Burgess told me that he hopes players don’t notice all the work it has taken to put it all together, at least at first. “You want that work to feel invisible. But I hope we make a world and a game that people want to think about, want to spend time in, that lives in their brains well beyond the time that it lives on their screens, to where they then do appreciate the depth, the extra effort that we've put in to make sure that systems work and interact with each other, as well as the characters and their motivations in the world and the setting, and things that exist well beyond the frame of this game,” he said.

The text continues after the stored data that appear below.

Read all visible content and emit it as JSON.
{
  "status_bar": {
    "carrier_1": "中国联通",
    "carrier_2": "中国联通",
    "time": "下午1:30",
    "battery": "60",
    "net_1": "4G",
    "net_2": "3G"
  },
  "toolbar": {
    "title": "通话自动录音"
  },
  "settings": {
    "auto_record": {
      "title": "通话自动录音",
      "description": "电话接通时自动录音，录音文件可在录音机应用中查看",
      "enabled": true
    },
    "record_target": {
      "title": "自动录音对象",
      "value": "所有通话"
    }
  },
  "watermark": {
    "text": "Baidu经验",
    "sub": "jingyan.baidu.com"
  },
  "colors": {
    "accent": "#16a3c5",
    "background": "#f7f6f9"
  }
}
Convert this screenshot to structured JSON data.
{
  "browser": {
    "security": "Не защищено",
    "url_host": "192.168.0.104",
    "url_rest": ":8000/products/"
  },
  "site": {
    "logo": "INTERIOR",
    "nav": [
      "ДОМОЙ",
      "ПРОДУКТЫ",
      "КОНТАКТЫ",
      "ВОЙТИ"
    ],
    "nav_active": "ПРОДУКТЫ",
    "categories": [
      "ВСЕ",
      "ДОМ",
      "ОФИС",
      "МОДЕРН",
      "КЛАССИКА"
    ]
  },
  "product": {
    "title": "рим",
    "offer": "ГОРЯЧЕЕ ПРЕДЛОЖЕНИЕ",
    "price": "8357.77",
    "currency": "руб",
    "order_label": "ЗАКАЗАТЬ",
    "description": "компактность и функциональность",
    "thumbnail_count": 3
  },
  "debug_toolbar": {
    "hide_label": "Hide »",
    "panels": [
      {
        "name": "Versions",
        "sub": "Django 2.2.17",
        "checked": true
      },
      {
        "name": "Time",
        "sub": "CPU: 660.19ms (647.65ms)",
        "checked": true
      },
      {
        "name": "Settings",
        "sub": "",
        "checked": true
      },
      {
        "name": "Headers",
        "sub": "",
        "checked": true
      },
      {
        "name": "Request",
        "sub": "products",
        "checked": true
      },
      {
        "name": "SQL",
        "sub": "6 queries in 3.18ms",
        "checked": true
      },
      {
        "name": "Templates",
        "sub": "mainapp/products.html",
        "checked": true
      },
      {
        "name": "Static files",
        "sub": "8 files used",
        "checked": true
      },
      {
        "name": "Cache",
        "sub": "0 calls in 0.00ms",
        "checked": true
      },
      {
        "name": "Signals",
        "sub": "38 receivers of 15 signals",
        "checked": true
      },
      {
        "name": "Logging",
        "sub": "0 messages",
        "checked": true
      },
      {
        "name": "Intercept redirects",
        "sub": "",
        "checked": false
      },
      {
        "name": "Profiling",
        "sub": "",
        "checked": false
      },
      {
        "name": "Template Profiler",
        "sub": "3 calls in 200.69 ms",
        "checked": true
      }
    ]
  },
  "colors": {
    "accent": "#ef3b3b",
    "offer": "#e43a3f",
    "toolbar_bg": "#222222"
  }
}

Based on my time with Ambrosia Sky, I think they may have succeeded. I played a lot of games at Summer Game Fest. But few of them stuck with me like Ambrosia Sky, and none hit me quite as hard in such a short time. I am excited to see what else Soft Rains has in store for us on the Cluster, but one thing is clear: their ambition is great. Like the humanity of Ambrosia Sky, they reach skyward, pursuing a lofty ideal. And I can’t wait to see what else they have to show us among the stars.